IREF - Institute for Research in Economic and Fiscal issues
Fiscal competition and economic freedom
While several EU member states are facing an unprecedented sovereign debt crisis and others are struggling to cut their spending to avoid the crash, the EU Budget and Financial Programming Commissioner Janusz Lewandowski announced that the draft budget for 2012 represents € 132.7 bn in payments amounting to a 4.9 % increase over 2011. The Commissioner is justifying the increase with the involvement of the EU in many projects launched before the crisis. According to him, any decrease below the announced figure would require member states and the European Parliament to break the legal commitments that have been made on existing contracts. The Commissioner is also pointing out that the administrative expenditure for 2012 will be frozen and for the third year in a row, the Commission does not request any additional new post.

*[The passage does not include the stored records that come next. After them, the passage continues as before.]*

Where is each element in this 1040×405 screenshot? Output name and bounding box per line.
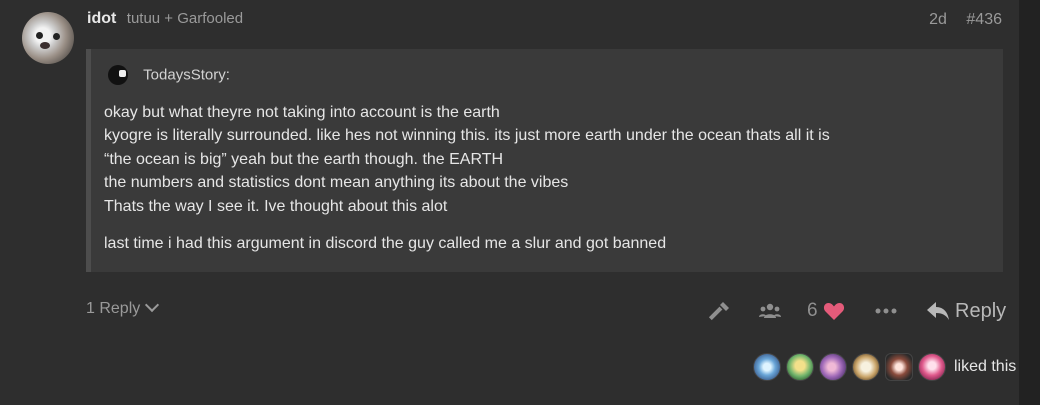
more-actions-button[interactable]: [875, 296, 897, 326]
quote-line: the numbers and statistics dont mean any…: [104, 174, 569, 192]
reply-arrow-icon: [927, 302, 949, 320]
post-age[interactable]: 2d: [929, 11, 947, 28]
quote-line: “the ocean is big” yeah but the earth th…: [104, 150, 504, 168]
wrench-icon: [708, 302, 729, 321]
full-name: tutuu + Garfooled: [126, 10, 244, 27]
users-icon: [759, 303, 781, 318]
liker-avatar[interactable]: [918, 353, 946, 381]
liker-avatar[interactable]: [786, 353, 814, 381]
post-meta: 2d #436: [929, 11, 1002, 29]
avatar-eye-icon: [36, 32, 43, 39]
heart-icon: [823, 303, 844, 320]
reply-button[interactable]: Reply: [927, 296, 1006, 326]
page-gutter: [1019, 0, 1040, 405]
quote-line: kyogre is literally surrounded. like hes…: [104, 127, 830, 145]
liked-this-label: liked this: [954, 358, 1017, 375]
quote-line: okay but what theyre not taking into acc…: [104, 104, 500, 121]
replies-toggle[interactable]: 1 Reply: [86, 297, 160, 318]
ellipsis-icon: [875, 308, 897, 314]
liker-avatar[interactable]: [852, 353, 880, 381]
post-author: idot tutuu + Garfooled: [87, 10, 243, 28]
avatar-eye-icon: [53, 33, 60, 40]
avatar-nose-icon: [40, 42, 50, 49]
who-liked-button[interactable]: [758, 296, 782, 326]
quote-author-avatar: [108, 65, 128, 85]
quote-header[interactable]: TodaysStory:: [108, 65, 230, 85]
reply-label: Reply: [955, 299, 1007, 322]
quote-block: TodaysStory: okay but what theyre not ta…: [86, 49, 1003, 272]
post-number[interactable]: #436: [966, 11, 1002, 28]
user-avatar[interactable]: [22, 12, 74, 64]
post-actions: 6 Reply: [700, 296, 1006, 326]
like-button[interactable]: 6: [807, 296, 845, 326]
admin-wrench-button[interactable]: [708, 296, 732, 326]
chevron-down-icon: [145, 297, 160, 313]
username-link[interactable]: idot: [87, 10, 116, 27]
quote-line: Thats the way I see it. Ive thought abou…: [104, 197, 448, 215]
quote-last-paragraph: last time i had this argument in discord…: [104, 235, 667, 252]
quote-text: okay but what theyre not taking into acc…: [104, 101, 830, 218]
quote-author: TodaysStory:: [143, 66, 230, 84]
likes-count: 6: [807, 300, 818, 321]
liker-avatar[interactable]: [819, 353, 847, 381]
liker-avatar[interactable]: [885, 353, 913, 381]
liker-avatar[interactable]: [753, 353, 781, 381]
liked-by-row: liked this: [753, 352, 1016, 382]
replies-label: 1 Reply: [86, 300, 141, 317]
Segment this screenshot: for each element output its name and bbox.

Nevertheless, if we look closer, there might be other possible spending cuts. For example, in 2012 the EU is devoting some € 57.7 bn to help member states increase their investments in “sustainable growth”; climate change projects expenses are to be increased with 6.1% in 2012 to achieve € 8.1 bn in total; about €80 bn. are currently allocated to farming subsidies and regional development. If we listen to EU officials, all those expenses are vital for the 500 mln EU citizens. But are they? From economic s point of view the question would rather be are they at least useful at some point? Nothing is less certain.